Perhaps no free agent receivers have as much to prove than Terrelle Pryor and Donte Moncrief. Pryor, like Alshon Jeffery, found the free agent market weak in 2017 and took a one-year prove-it deal, but instead turning it into an extension and Super Bowl ring, he bombed with only 20 catches for 240 yards with Washington. It’d be a risk, but if he can get the stink of 2017 off him and flash the talent that got him 77 receptions and over 1,000 yards with the Cleveland Browns in 2016, he’d be worth it.

Moncrief is another interesting name out there.
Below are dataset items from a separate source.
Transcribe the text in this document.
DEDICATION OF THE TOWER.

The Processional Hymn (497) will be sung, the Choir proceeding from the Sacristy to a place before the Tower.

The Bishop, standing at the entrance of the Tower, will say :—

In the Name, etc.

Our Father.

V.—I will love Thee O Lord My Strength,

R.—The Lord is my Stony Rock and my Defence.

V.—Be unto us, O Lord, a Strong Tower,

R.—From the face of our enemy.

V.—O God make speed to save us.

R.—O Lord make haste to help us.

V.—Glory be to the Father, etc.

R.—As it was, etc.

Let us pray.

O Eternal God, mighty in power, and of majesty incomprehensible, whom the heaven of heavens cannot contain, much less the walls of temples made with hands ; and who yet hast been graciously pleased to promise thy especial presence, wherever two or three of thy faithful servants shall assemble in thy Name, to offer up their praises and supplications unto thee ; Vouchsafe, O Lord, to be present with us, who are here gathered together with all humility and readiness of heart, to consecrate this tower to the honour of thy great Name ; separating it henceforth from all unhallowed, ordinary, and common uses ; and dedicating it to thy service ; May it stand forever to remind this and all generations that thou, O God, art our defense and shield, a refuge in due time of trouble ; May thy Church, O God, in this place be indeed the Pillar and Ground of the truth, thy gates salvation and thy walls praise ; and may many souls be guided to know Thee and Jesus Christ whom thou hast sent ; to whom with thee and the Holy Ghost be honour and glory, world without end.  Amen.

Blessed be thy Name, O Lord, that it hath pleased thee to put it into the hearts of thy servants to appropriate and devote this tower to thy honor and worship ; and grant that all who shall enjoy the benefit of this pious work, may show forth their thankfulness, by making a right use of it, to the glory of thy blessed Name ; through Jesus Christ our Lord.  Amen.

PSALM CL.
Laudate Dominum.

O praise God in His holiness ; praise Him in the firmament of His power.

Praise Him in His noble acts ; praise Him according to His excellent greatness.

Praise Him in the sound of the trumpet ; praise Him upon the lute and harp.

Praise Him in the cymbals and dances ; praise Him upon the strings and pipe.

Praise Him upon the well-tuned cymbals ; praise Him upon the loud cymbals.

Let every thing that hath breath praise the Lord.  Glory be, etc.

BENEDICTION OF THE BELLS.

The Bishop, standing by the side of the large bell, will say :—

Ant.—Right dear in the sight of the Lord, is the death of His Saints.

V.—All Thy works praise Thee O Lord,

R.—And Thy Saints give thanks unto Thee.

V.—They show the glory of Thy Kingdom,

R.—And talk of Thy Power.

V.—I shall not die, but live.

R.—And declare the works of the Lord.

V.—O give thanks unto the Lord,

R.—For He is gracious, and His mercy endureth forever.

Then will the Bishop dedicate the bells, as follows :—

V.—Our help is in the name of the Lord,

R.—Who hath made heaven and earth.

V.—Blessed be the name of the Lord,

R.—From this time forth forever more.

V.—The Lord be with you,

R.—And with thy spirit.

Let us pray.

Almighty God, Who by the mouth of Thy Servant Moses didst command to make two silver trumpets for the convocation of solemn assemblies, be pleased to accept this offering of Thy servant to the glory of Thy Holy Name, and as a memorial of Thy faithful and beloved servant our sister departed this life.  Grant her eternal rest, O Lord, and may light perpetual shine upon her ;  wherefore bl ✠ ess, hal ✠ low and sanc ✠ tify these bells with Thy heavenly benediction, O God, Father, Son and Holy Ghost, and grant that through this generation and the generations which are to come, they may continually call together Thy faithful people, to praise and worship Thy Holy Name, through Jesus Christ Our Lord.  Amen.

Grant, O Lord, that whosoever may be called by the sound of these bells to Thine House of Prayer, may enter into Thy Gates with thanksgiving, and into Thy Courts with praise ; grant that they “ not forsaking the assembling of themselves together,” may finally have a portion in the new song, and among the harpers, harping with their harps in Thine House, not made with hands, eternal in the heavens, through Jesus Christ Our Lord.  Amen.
He was targeted over 100 times in 2015 and caught 64 passes for 733 yards and six touchdowns as the big-bodied complement to T.Y. Hilton in Indianapolis, but struggled to stay healthy the last two years, only playing 21 games and totaling 56 receptions for 698 yards.

One other guy to highlight: Allen Robinson. The Jaguars probably won’t let him get away, but even if they do, would the Bears really want to sign him and then have three wide receivers coming off season-ending injuries (Meredith and Kevin White being the other two; Robinson tore his ACL in Week 1 last year). The Rams’ Sammy Watkins is also an impending free agent, but it’d be a huge surprise if Los Angeles let him hit the open market, so he’s not worth considering for the Bears right now.

We’ll see what direction Pace takes next month with free agency. But expect the Bears to return no more than one receiver from their Week 2 lineup -- Kendall Wright (59 receptions, 614 yards) is probably the only guy who could be back, if the two parties want to re-unite. Wright, as it stands for my grade, was the only guy keeping this unit from an “F,” as in a total failure.

Markus Wheaton, who became only one of nine players since 1992 to be targeted at least 15 times and catch fewer than 20 percent of those targets (he caught two passes), is likely to be cut. It’s unlikely Josh Bellamy or Dontrelle Inman will be re-signed (slight chance for Inman, but he disappeared in December). And the Bears probably will decline Kevin White’s fifth-year option, making 2018 a prove-it year for the former first-round pick.